We name cows, goats, donkeys, horses or any other animal we plan to keep for more than a year. Because of this time limit, we seldom named steers. Bulls-yes, cows-yes, but since we sold steers (emasculated bulls) at 400-500 lbs. they were simply identified with their mother, (Piggy's steer, Buggy's steer, etc.) The Steer originally was going to be sold as a yearling, but he has skills. He can't roll over or ride a bike, but he can escape anytime we tried to load him. He is not mean or aggressive, but he can jump and he knows where the weakest part of the lot is.
Now he is big as well as agile. We may never load him. He is big enough that the cowboys who would rope and load a cow are now a little scared of the steer. They think that if he and their roping horse got in a tug-of-war, the Steer would win. They are probably correct.

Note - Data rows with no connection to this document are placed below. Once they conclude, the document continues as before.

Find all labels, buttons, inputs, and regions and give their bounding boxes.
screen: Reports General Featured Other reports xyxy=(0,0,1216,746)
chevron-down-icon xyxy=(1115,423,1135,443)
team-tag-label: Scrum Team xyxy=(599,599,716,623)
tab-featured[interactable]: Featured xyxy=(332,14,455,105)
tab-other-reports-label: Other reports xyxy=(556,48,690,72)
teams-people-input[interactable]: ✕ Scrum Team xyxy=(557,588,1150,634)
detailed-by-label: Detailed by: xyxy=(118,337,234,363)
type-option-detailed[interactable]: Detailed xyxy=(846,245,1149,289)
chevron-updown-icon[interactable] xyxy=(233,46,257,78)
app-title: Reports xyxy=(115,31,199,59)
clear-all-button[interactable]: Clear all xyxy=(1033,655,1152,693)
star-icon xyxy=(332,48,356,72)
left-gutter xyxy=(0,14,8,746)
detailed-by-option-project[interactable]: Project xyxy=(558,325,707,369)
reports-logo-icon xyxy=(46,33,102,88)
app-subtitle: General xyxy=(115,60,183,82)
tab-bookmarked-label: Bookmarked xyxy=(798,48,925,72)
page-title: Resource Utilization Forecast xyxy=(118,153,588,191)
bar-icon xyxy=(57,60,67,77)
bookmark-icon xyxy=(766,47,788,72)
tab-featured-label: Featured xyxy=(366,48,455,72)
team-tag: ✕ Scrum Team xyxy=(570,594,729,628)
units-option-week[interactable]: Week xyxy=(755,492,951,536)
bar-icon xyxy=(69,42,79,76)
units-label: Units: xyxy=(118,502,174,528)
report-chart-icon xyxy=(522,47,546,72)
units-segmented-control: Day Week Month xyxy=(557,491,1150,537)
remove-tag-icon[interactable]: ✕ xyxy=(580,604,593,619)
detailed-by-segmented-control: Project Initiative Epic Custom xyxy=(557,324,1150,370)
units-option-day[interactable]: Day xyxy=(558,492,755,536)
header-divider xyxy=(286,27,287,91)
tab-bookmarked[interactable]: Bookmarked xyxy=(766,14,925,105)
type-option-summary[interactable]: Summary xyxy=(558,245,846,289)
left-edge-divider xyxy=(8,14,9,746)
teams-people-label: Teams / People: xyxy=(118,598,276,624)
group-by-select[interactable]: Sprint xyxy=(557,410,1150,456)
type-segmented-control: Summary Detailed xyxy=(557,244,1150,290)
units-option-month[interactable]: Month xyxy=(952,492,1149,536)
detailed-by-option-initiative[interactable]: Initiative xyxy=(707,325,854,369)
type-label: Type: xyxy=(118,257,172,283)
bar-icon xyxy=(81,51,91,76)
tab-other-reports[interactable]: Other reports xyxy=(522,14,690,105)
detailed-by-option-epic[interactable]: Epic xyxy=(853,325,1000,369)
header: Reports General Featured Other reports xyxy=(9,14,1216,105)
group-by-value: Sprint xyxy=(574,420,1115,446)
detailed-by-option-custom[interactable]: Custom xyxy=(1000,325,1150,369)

Although he is basically gentle, this half longhorn beast is now very big and as such needs to be respected. Earlier this year I was feeding the cows some cubes by hand. I never feed bulls out of my hand but I would feed The Steer this way. As I was feeding him he flicked his big horns up at a fly or such and knocked off my cap. The Steer weighs between sixteen and seventeen bills, (1600-1700 lbs.) and his massive head got within a few inches of mine. That was a very sobering thought.
One thing about The Steer that I like is reminds me of oxen of olden days. He looks exactly like the beasts of burden that were instrumental in the logging and freighting businesses that built East Texas. I can only imagine how much raw power a yoke (two) of oxen like The Steer would have. Even though I know the Green Mule could outwork a half dozen oxen, the physical size of the oxen are impressive. He looks much larger in person than in picture. Even digital photography can't capture The Steer. He has skills.